Inflation and the Redistribution of Wealth

With the Fed announcing that it will continue to keep its foot on the accelerator at a pace of approximately $85 billion per month, I have been focusing on the effects of monetary inflation.  In my most recent post, I stressed the point that monetary inflation’s most harmful effect is misallocating resources on a grand scale.  This includes discouraging the act of saving money.  This is what harms the overall economy the most, as it serves to eventually lower our standard of living.

Monetary inflation is immoral.  It is immoral because we are essentially forced to use U.S. dollars (or whatever currency your country uses if you live elsewhere).  If there were no legal tender laws and there were no taxes and regulations against gold and silver, then we wouldn’t have much to complain about.  But the money we use is essentially forced on us and debasing it is the equivalent of theft, just the same as taxes.
Just as with taxes, inflation redistributes wealth.  It is not easy to track, but we can generally figure out who benefits and who loses.  The people who see the new money first are the ones who benefit at the expense of others.  But remember that everyone loses in terms of lost productivity and misallocated resources.
Typical beneficiaries, at least in the short term, of monetary inflation are bankers, investors, lobbyists, those in industries tied to the government such as “defense” contractors, those with government connections, and the politicians and bureaucrats themselves.  But there are also people who benefit just in certain areas.  For example, if monetary inflation drives real estate prices higher, then those who happen to be selling their house might benefit.
The people who lose in both the short term and the long term are generally those in the lower and middle classes with little in the way of connections.  They see the money last.  The problem here is that, while their income may eventually rise due to the inflation, it lags behind.  So they will already be paying a dollar more for a gallon of milk, along with just about everything else, before they see their income go up.  So most in the lower and middle class will lose out at the expense of those seeing the new money first, usually those connected to government.
Of course, the really bad thing about inflation is that most people do not know and do not understand what is happening to them.  This is going on in the U.S. right now.  Middle class America is struggling to pay the bills and can’t figure out why.  Most do not understand just how much worse off they are because of the disastrous policies of the Fed and because of the huge government spending.
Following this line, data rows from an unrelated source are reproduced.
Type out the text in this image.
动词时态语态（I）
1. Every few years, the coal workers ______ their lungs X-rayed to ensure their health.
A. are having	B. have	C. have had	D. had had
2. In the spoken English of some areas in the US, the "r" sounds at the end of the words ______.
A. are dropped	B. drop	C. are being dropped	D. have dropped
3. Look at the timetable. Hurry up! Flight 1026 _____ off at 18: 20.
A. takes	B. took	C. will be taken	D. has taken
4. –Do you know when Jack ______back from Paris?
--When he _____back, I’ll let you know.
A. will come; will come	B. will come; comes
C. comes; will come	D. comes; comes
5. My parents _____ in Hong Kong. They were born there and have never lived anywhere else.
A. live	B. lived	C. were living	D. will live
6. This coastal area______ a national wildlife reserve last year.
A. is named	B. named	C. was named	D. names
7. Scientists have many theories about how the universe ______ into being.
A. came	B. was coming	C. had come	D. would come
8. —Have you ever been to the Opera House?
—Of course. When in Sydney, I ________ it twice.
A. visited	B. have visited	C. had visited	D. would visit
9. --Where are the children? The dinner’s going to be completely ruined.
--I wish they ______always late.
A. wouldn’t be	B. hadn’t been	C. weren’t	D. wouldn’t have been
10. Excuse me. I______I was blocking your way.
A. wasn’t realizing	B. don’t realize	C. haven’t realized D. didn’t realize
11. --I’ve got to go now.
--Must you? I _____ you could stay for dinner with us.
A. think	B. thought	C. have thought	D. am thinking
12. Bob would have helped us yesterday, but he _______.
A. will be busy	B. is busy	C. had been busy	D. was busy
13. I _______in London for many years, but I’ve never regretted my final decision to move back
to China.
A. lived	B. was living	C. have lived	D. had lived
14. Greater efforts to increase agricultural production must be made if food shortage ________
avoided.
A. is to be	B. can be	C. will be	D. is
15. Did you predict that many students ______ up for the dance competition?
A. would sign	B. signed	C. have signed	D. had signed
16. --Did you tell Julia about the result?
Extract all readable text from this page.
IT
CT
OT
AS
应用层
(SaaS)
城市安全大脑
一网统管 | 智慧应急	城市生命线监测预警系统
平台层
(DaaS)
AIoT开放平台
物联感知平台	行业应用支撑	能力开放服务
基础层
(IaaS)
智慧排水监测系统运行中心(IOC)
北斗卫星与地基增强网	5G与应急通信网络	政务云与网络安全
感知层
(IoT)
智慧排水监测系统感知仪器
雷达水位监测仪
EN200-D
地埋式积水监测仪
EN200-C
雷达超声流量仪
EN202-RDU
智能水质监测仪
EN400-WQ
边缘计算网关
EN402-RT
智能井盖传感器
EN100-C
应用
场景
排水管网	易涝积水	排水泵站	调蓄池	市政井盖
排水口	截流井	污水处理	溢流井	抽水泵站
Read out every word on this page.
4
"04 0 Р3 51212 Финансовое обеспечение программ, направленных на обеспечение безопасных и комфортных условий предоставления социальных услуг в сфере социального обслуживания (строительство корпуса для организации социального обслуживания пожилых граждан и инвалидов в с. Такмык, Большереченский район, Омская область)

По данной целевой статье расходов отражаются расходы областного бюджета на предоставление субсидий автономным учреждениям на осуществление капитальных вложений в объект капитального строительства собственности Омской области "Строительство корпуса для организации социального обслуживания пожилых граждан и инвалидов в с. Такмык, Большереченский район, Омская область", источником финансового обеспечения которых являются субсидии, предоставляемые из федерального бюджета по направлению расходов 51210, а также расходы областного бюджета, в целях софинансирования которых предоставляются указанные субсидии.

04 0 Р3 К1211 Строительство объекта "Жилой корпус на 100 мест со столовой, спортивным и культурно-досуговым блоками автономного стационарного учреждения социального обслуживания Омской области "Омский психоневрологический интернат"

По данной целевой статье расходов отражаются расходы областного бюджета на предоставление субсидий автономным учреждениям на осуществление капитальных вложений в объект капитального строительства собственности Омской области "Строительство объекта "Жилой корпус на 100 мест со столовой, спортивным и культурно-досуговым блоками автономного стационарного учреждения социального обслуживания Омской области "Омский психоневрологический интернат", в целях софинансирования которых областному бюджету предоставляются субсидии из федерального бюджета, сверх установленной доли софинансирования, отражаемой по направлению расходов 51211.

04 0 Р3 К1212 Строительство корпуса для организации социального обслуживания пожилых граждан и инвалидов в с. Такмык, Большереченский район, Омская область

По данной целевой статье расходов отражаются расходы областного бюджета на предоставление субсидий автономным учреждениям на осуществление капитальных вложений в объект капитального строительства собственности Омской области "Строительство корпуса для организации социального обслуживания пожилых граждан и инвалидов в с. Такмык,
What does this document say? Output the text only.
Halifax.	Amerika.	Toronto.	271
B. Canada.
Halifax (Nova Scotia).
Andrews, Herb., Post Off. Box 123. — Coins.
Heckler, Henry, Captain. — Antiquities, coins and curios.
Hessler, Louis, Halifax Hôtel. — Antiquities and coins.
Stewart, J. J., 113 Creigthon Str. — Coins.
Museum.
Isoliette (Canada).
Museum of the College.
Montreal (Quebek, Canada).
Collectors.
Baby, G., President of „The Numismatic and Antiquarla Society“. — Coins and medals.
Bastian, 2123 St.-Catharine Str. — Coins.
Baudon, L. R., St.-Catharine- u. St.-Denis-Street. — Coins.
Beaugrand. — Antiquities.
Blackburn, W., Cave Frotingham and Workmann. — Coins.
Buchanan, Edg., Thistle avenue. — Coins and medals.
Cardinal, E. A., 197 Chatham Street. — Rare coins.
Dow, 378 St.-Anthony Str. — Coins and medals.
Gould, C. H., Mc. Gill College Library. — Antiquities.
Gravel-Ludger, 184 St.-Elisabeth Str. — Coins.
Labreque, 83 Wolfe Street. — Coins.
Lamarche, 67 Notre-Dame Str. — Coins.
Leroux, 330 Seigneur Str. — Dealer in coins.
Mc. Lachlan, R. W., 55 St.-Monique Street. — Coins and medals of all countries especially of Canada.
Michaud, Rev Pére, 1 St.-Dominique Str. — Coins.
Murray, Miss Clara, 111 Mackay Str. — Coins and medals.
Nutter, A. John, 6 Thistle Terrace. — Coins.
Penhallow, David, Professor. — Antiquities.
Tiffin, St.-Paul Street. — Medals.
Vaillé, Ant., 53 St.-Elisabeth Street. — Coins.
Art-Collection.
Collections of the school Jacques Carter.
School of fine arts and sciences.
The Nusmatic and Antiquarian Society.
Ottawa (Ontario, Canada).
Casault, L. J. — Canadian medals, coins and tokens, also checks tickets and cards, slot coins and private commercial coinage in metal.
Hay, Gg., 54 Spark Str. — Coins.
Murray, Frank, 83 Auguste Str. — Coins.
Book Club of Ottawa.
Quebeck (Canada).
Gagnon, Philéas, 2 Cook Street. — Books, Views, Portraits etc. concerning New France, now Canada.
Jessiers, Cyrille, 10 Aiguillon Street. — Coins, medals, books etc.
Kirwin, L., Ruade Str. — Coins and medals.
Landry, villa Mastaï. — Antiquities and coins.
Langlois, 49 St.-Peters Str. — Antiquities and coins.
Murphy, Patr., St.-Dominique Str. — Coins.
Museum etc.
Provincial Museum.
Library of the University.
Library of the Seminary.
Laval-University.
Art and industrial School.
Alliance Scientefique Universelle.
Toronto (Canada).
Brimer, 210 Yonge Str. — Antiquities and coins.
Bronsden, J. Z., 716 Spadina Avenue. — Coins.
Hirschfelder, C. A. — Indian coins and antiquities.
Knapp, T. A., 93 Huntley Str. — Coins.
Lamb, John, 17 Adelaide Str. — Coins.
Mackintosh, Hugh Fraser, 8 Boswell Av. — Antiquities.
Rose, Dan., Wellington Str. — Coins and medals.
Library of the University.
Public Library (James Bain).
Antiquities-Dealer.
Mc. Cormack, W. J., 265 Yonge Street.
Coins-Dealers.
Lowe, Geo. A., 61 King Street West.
I think more Americans are sensing that they are being ripped off.  They just can’t fully articulate it.  They sense that the government is making their lives harder, but they don’t understand just how dramatic the situation is.  They don’t fully understand just how much higher their standard of living could be if the government, particularly the federal government, were to shrink to a fraction of its current size and if the Fed stopped creating new money out of thin air.